Dive Brief:
- Finance veteran Jamie Miller departed from Big Four accounting firm Ernst & Young in June, six months after being appointed global CFO for its new public consulting arm, the Financial Times reported Sunday.
- The move follows the collapse of the firm’s plans to spin off its consulting arm, which was halted this past April. Miller, who joined the firm to help with the planned split, left to “pursue other opportunities” with the original plan now off the table, she told FT in a statement.
- EY’s “Project Everest” plan, which would have broken the firm into two distinct entities comprised of its consulting and auditing businesses, respectively, was canceled in April after pushback from U.S. audit leaders, who claimed the company’s newly-formed consulting arm was getting most of EY’s tax business in the deal, CFO Dive previously reported.
Dive Insight:
EY announced at the start of this year that Miller would be joining the accounting firm as global CFO in order to lead its planned “NewCo” entity — which would be comprised of its consulting businesses — in advance of its planned split, CFO Dive previously reported.
Miller joined EY in February from agribusiness Cargill where she served as its finance chief for two years. Her experience in the financial space also includes a decade-long stint in the CFO seat at General Electric as well as time spent with Anthem and EY rival PricewaterhouseCoopers.
Her goal as global CFO of EY was to lead the initial public offering and separation of the firm’s strategy, consulting and tax businesses, according to her LinkedIn profile. Miller’s profile confirms she departed the firm in June, just several weeks after the firm announced the separation had been halted in April.
The split was touted as a way to advance growth for both sides of EY’s business by its advocates, with the decision coming at a time when regulators had increased scrutiny on conflicts of interest in the auditing profession. The firm spent over $100 million on its plans to divorce its auditing and consulting businesses as well as announcing other large-scale shifts to its executive structure, The Wall Street Journal reported in April.
The company’s global chairman and CEO, Carmine Di Sibio — who championed the split — was granted a two-year extension from his planned retirement and was tapped to lead its NewCo entity at the time, CFO Dive previously reported. Following the failure of the split, Di Sibio announced his plans to retire from the firm in June 2024, ringing alarm bells for many regarding the future of the firm’s executive leadership.
Regulators have continued to keep a close watch on the auditing sector, with Public Company Accounting Oversight Board Chief Erica Williams lambasting auditors for failing to adequately verify the accuracy of financial statements in a speech last week, CFO Dive previously reported.

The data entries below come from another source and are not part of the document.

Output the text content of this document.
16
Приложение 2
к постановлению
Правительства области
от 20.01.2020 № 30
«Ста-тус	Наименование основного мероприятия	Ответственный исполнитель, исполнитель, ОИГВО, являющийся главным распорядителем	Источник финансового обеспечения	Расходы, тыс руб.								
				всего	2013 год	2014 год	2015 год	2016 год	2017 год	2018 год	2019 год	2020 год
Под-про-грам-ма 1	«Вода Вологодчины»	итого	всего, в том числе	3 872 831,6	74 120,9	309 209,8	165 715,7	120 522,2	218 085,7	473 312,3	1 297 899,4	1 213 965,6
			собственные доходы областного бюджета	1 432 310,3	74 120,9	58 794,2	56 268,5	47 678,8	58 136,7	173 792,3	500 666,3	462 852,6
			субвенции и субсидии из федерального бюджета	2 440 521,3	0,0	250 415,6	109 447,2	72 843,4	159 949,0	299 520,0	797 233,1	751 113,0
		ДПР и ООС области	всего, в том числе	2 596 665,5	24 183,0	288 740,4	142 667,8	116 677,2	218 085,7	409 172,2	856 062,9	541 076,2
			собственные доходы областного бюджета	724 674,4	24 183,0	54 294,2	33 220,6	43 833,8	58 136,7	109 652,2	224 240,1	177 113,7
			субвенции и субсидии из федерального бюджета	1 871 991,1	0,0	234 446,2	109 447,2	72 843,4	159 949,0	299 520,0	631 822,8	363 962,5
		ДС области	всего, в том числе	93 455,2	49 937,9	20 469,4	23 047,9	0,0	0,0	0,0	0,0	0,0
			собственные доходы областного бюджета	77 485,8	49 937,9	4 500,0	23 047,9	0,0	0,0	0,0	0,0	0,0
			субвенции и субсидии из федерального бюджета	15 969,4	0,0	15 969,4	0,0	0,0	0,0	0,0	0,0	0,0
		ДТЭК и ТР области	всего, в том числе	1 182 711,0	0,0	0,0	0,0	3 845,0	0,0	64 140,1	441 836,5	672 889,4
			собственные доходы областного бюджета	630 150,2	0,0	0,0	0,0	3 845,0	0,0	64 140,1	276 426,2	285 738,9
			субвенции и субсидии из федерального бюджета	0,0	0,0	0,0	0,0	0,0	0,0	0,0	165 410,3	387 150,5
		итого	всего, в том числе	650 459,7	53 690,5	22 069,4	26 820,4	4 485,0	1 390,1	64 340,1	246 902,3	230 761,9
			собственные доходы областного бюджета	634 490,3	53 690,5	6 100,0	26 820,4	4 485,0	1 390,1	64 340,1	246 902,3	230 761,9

The PCAOB will likely report flaws in 40% of the 2022 audits they review, with audit quality among both international and domestic firms trending “in the wrong direction for the second year in a row,” Williams said. The statement comes after the federal overseer doubled the number of enforcement actions it took last year from its 2021 actions, with the PCAOB also imposing record penalties.
EY did not immediately respond to requests for comment.